Усанин Кирилл
Шрифт:
Послышался стук в дверь — заглянул председатель. Старуха всплеснула руками, подалась из-за стола к дверям навстречу.
— А мы, Кириллыч, только что добрым словом тебя поминали. Присаживайся, выпей за компанию. Поди, тоже за день-то набегался, еле ноги ходят.
Председатель прошел к столу, сел, принял из рук бабки Матрены стакан самогонки.
Он выпил, захрустел огурцом, потом, прищурившись, спросил:
— Не догадываешься, бабка Матрена, зачем я пожаловал?
— Нет, ума не приложу… Да и чем же я тебя прогневила, Кириллыч? — растерялась окончательно старуха, замахала руками. — Да не гляди ты на меня так. Скажи, не мучь.

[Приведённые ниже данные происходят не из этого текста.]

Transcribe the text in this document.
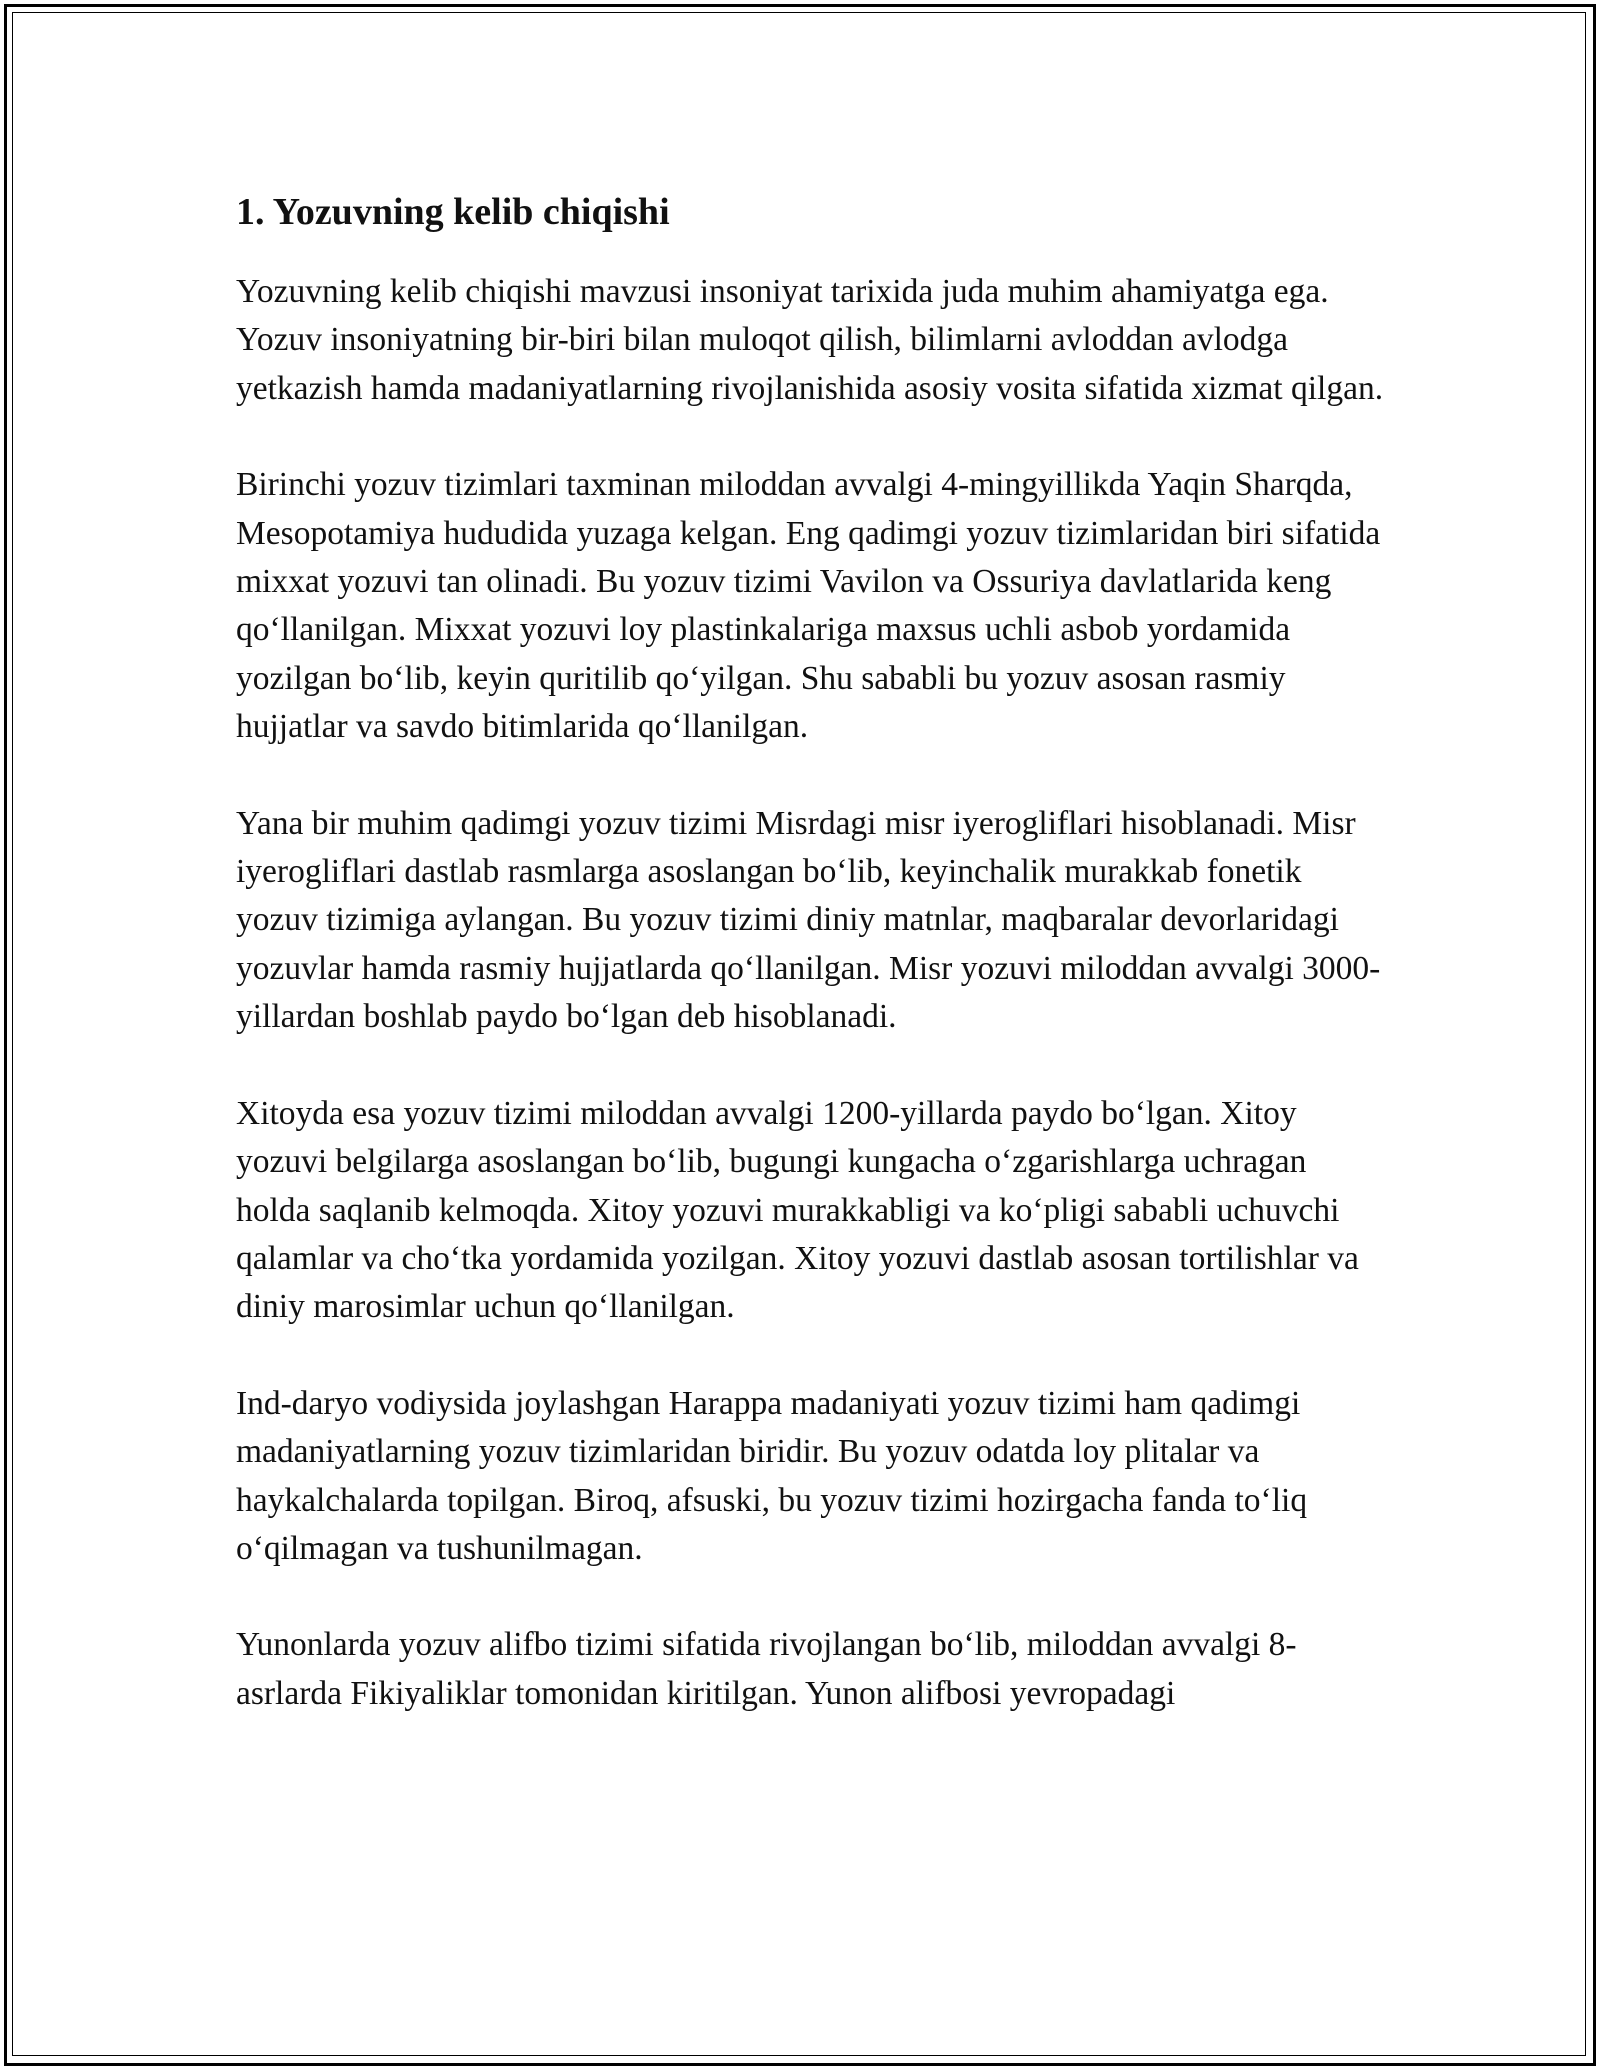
1. Yozuvning kelib chiqishi

Yozuvning kelib chiqishi mavzusi insoniyat tarixida juda muhim ahamiyatga ega. Yozuv insoniyatning bir-biri bilan muloqot qilish, bilimlarni avloddan avlodga yetkazish hamda madaniyatlarning rivojlanishida asosiy vosita sifatida xizmat qilgan.

Birinchi yozuv tizimlari taxminan miloddan avvalgi 4-mingyillikda Yaqin Sharqda, Mesopotamiya hududida yuzaga kelgan. Eng qadimgi yozuv tizimlaridan biri sifatida mixxat yozuvi tan olinadi. Bu yozuv tizimi Vavilon va Ossuriya davlatlarida keng qo‘llanilgan. Mixxat yozuvi loy plastinkalariga maxsus uchli asbob yordamida yozilgan bo‘lib, keyin quritilib qo‘yilgan. Shu sababli bu yozuv asosan rasmiy hujjatlar va savdo bitimlarida qo‘llanilgan.

Yana bir muhim qadimgi yozuv tizimi Misrdagi misr iyerogliflari hisoblanadi. Misr iyerogliflari dastlab rasmlarga asoslangan bo‘lib, keyinchalik murakkab fonetik yozuv tizimiga aylangan. Bu yozuv tizimi diniy matnlar, maqbaralar devorlaridagi yozuvlar hamda rasmiy hujjatlarda qo‘llanilgan. Misr yozuvi miloddan avvalgi 3000-yillardan boshlab paydo bo‘lgan deb hisoblanadi.

Xitoyda esa yozuv tizimi miloddan avvalgi 1200-yillarda paydo bo‘lgan. Xitoy yozuvi belgilarga asoslangan bo‘lib, bugungi kungacha o‘zgarishlarga uchragan holda saqlanib kelmoqda. Xitoy yozuvi murakkabligi va ko‘pligi sababli uchuvchi qalamlar va cho‘tka yordamida yozilgan. Xitoy yozuvi dastlab asosan tortilishlar va diniy marosimlar uchun qo‘llanilgan.

Ind-daryo vodiysida joylashgan Harappa madaniyati yozuv tizimi ham qadimgi madaniyatlarning yozuv tizimlaridan biridir. Bu yozuv odatda loy plitalar va haykalchalarda topilgan. Biroq, afsuski, bu yozuv tizimi hozirgacha fanda to‘liq o‘qilmagan va tushunilmagan.

Yunonlarda yozuv alifbo tizimi sifatida rivojlangan bo‘lib, miloddan avvalgi 8-asrlarda Fikiyaliklar tomonidan kiritilgan. Yunon alifbosi yevropadagi
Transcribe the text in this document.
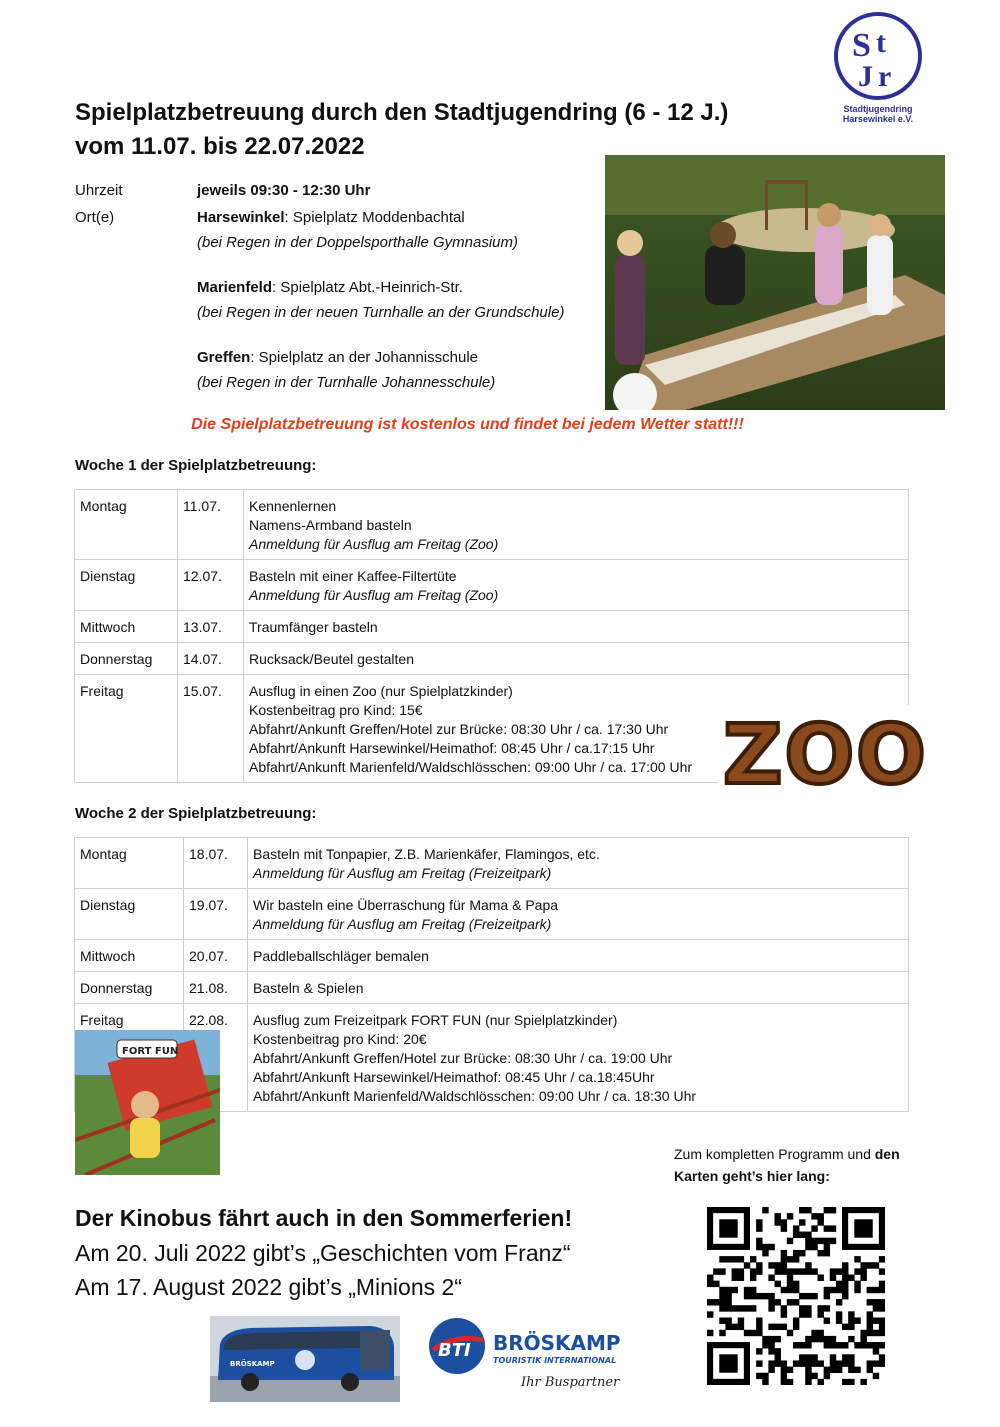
S t
J r
Stadtjugendring
Harsewinkel e.V.
Spielplatzbetreuung durch den Stadtjugendring (6 - 12 J.)
vom 11.07. bis 22.07.2022
Uhrzeit	jeweils 09:30 - 12:30 Uhr
Ort(e)	Harsewinkel: Spielplatz Moddenbachtal
(bei Regen in der Doppelsporthalle Gymnasium)
Marienfeld: Spielplatz Abt.-Heinrich-Str.
(bei Regen in der neuen Turnhalle an der Grundschule)
Greffen: Spielplatz an der Johannisschule
(bei Regen in der Turnhalle Johannesschule)
Die Spielplatzbetreuung ist kostenlos und findet bei jedem Wetter statt!!!
Woche 1 der Spielplatzbetreuung:
Montag	11.07.	Kennenlernen
Namens-Armband basteln
Anmeldung für Ausflug am Freitag (Zoo)

Dienstag	12.07.	Basteln mit einer Kaffee-Filtertüte
Anmeldung für Ausflug am Freitag (Zoo)

Mittwoch	13.07.	Traumfänger basteln

Donnerstag	14.07.	Rucksack/Beutel gestalten

Freitag	15.07.	Ausflug in einen Zoo (nur Spielplatzkinder)
Kostenbeitrag pro Kind: 15€
Abfahrt/Ankunft Greffen/Hotel zur Brücke: 08:30 Uhr / ca. 17:30 Uhr
Abfahrt/Ankunft Harsewinkel/Heimathof: 08:45 Uhr / ca.17:15 Uhr
Abfahrt/Ankunft Marienfeld/Waldschlösschen: 09:00 Uhr / ca. 17:00 Uhr ZOO
Woche 2 der Spielplatzbetreuung:
Montag	18.07.	Basteln mit Tonpapier, Z.B. Marienkäfer, Flamingos, etc.
Anmeldung für Ausflug am Freitag (Freizeitpark)

Dienstag	19.07.	Wir basteln eine Überraschung für Mama & Papa
Anmeldung für Ausflug am Freitag (Freizeitpark)

Mittwoch	20.07.	Paddleballschläger bemalen

Donnerstag	21.08.	Basteln & Spielen

Freitag	22.08.	Ausflug zum Freizeitpark FORT FUN (nur Spielplatzkinder)
Kostenbeitrag pro Kind: 20€
Abfahrt/Ankunft Greffen/Hotel zur Brücke: 08:30 Uhr / ca. 19:00 Uhr
Abfahrt/Ankunft Harsewinkel/Heimathof: 08:45 Uhr / ca.18:45Uhr
Abfahrt/Ankunft Marienfeld/Waldschlösschen: 09:00 Uhr / ca. 18:30 Uhr
FORT FUN
Zum kompletten Programm und den
Karten geht’s hier lang:
Der Kinobus fährt auch in den Sommerferien!
Am 20. Juli 2022 gibt’s „Geschichten vom Franz“
Am 17. August 2022 gibt’s „Minions 2“
BRÖSKAMP
BTI BRÖSKAMP
TOURISTIK INTERNATIONAL
Ihr Buspartner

Председатель кивнул в окно:
— Тебе, бабка Матрена, видать, тяжело было ко мне подойти, попросить, чтоб ворота поправили, со стороны человека взяла. Вот, мол, полюбуйтесь, от председателя помощи не дождалась, нанять пришлось… До осени дотерпеть не могла.
— Ой, что ты говоришь! — всплеснула руками старуха.
— Она тут ни при чем, — вступился Степан. — Я виноват.
— Вы не защищайте ее. Бабка Матрена любую ругань мою выдержит, она у нас на этот счет крепкая, обиды не держит.
— Да я ж ему говорила, а он не послушался. Сам желание изъявил, — оправдывалась старуха, весело поглядывая на Степана.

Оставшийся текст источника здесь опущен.